Asian fund managers see weaker growth: Merrill

16 Sep, 2004

A rising number of Asia Pacific fund managers expect weaker economic growth and smaller corporate profits in the next 12 months, according to a monthly Merrill Lynch survey.
However, despite the weaker outlook, more managers said regional stocks were still undervalued on a technical basis and that they believed the case for owning Asia Pacific ex-Japan equities was getting stronger.
Fifty-two percent of the 25 Asia Pacific specialists interviewed on September 10 expected slower economic growth, up from 37 percent from Merrill's August survey. Twenty-four percent said the growth outlook would improve, down from 37 percent from August.

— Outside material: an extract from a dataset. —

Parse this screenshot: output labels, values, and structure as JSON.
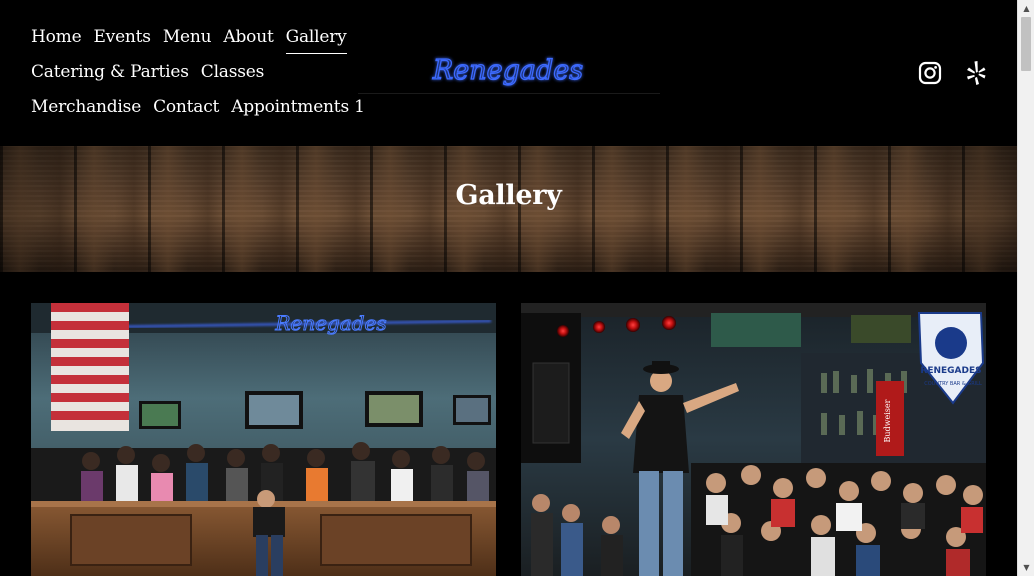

As for earnings growth, 64 percent said it would deteriorate, while 28 percent expected an improvement. In the previous month's survey, 50 percent expected profit growth to weaken.
"Investors have lowered their EPS (earnings per share) growth forecast to +8 percent, 5 percentage points lower than the peak recorded at the beginning this year," Merrill said.
Malaysia and Hong Kong were the strongest overweights, followed by South Korea, Thailand and Indonesia, while Australia and China were the least loved markets.
"A rate hike in China has become consensus amongst regional fund managers, leaving that market further out of favour," the US investment bank said.
China has been taking measures to slow down its booming economy, which grew more than 9 percent in the second quarter on the year as excessive investment and credit growth in recent months have helped fuel inflation.
On Monday, Beijing reported investment and money supply growth had slowed, but stubbornly high inflation suggested it was too early to rule out further steps to cool the economy, the world's seventh largest. The data kept alive speculation that China may raise rates for the first time in nine years.
Eighty percent of the respondents said Asia ex-Japan stocks were undervalued, up from 67 percent in August, while those who said they were fairly valued fell to 20 percent from 30 percent.
Forty percent of asset managers said the case for owning regional equities was getting stronger, an increase of 7 percentage points from the August polls. Those who said it was weakening fell to 12 percent from 20 percent.
Consumer staples, energy and banks were the biggest overweights, while media, utilities and autos were the least liked sectors.